David Niven died in 1983. His life was once described as "Wodehouse with tears." Indeed, it was.

- Gail Cooke





Rating: 3 stars
Summary: Does this mean the moon's balloon has popped?
Review: After reading Niven's two autobiographies in the 70s I wanted to spread the word that he was among the most likable movie stars who ever lived, a civilized sex-maniac who also couldn't help being urbane, loyal, thoughtful, generous, forgiving, bright, witty, tasteful and who therefore was obliged to know and to become eternal friends with just about everybody that mattered during Hollywood's Golden Age.

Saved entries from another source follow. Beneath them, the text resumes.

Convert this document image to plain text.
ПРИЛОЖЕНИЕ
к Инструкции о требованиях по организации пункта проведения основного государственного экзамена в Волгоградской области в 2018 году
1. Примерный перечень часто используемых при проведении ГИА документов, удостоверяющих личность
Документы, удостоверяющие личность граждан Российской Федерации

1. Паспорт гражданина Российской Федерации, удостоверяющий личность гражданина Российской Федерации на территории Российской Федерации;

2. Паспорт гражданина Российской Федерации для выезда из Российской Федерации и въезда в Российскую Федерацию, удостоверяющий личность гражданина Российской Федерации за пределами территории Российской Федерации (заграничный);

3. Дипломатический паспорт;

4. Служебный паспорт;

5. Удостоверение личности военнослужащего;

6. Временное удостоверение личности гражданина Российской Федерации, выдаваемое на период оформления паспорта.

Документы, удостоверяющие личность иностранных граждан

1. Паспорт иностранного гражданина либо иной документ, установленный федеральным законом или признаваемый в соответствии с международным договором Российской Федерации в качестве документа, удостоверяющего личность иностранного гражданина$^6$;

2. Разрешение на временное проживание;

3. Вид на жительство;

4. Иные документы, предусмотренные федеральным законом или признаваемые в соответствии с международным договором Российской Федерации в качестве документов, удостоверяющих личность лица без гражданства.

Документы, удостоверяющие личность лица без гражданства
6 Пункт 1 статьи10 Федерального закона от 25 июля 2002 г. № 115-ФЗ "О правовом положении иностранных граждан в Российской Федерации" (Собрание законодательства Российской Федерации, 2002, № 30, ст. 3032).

This new Lord biography says goodbye to most of that, revealing in a good-natured way, as any honor-bound hero-worshipper would, that Niven didn't tell the whole story, neglecting to haave mentioned that his second wife was a second-rate drunk with the kind of bad taste only the red states would brag about, that his fidelities went just so far, that his rigorously high standards of honesty often had to plummet, that his memory of events and headliners from the 1930s and 40s was not unerring, that he could be a bastard just as comortably as the next guy, that he often mistook panache for talent and that charm is not always commensurate with happiness.

Still, Niven, on balance, is as good an example as you'll find of long-gone Hollywood elegance and that must count for something---at least perhaps to the world's few remaining sentimentalists..

If Clark Gable, who could spot a phony a mile off, thought that Niven was worth admiring (a few gaping holes in his character notwithstanding), so can I.

Rating: 4 stars
Summary: Contains a mistake
Review: It mentions that Peter O'Toole was in the 1976 film Murder by Death. Actually two famous actors name Peter were in that film but not O'Toole. It was Peter Falk and Peter Sellers that were in Murder by Death, along with Niven.